Duo Kicked Out of ‘05 Bush Rally Lose AgainOctober 12, 2010 - 10:23 AM | by: Lee Ross
Over the objections of a pair of justices, two people who were excluded from a 2005 rally headlined by President George W. Bush will not have their appeal heard by the Supreme Court, it was announced Tuesday.
Leslie Weise and Alex Young arrived at the Denver rally in a vehicle sporting a “No More Blood for Oil” bumper sticker. That caught the attention of the White House advance staff which had a policy of excluding people from events who disagreed with the president.
Their appeal also caught the attention of Justice Ruth Bader Ginsburg who said the court should have granted review. “I cannot see how reasonable public officials, or any staff or volunteers under their direction, could have viewed the bumper sticker as a permissible reason for depriving Weise and Young of access to the event,” Ginsburg wrote and was joined by Justice Sonia Sotomayor.
Weise and Young were ejected from the rally site even though they claim they never disrupted the event nor intended to do so.
American Civil Liberties Union lawyers helped Weise and Young file a lawsuit claiming their First Amendment rights were violated when they were kicked out a public event only because someone thought their political views were different from the president’s.
“There are few questions more important to the foundation of this country than whether government officials may discriminate against individuals for the expression of their viewpoint,” ACLU lawyer Christopher Hansen wrote to the court. His brief argued that a lower court ruling against the pair was an outlier and “injects uncertainty into the clearly established law that had, until now, prohibited government officers from engaging in viewpoint discrimination…”

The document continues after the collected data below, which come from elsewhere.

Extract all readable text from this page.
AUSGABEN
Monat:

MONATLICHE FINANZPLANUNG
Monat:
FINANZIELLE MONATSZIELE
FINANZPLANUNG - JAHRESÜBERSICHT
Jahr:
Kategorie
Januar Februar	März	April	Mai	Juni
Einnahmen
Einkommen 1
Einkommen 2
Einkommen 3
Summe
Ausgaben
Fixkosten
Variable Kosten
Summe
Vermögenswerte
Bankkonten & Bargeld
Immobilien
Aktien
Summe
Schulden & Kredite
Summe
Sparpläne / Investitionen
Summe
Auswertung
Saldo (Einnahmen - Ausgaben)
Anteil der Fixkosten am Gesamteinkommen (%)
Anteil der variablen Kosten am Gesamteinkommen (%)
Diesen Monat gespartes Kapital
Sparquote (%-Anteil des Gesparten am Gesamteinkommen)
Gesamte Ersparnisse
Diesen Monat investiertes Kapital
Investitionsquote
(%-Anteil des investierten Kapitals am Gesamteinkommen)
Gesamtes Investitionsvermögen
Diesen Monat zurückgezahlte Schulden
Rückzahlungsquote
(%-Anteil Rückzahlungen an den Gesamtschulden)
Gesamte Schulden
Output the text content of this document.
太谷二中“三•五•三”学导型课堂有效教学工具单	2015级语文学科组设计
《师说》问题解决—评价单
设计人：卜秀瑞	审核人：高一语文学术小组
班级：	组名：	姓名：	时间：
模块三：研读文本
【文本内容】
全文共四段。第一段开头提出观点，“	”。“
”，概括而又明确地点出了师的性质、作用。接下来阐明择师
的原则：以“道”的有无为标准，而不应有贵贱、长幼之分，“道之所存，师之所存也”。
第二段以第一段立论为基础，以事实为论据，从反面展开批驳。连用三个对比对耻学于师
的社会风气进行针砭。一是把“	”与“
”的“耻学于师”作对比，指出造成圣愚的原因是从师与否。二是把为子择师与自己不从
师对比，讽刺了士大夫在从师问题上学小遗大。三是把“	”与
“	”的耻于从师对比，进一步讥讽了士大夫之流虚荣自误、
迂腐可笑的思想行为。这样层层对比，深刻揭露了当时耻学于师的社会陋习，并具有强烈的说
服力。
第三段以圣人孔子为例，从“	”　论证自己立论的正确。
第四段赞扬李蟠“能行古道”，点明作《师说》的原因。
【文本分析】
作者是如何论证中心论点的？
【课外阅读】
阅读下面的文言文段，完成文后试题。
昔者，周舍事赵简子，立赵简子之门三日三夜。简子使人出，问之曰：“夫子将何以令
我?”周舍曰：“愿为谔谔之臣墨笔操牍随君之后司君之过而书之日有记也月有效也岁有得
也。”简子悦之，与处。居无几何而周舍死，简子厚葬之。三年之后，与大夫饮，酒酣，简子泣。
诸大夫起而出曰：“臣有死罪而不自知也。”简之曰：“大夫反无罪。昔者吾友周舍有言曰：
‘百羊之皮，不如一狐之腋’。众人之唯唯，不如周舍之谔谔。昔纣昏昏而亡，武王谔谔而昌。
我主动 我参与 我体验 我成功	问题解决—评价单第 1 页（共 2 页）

A lawyer for one of the two staffers who was sued said there is no conflict with the lower court ruling noting that the Bush rally on Social Security was held at a privately owned location. It was also noted that there is ongoing litigation against other staffers–who were White House officials not volunteers as in this case—that would make for a better appeal to the high court.
This later argument may be why the court stayed out of this dispute. As is custom, there was no explanation from the justices but Ginsburg offered hope that the issue be given further review later on “and may offer this Court an opportunity to take up the issue avoided today.”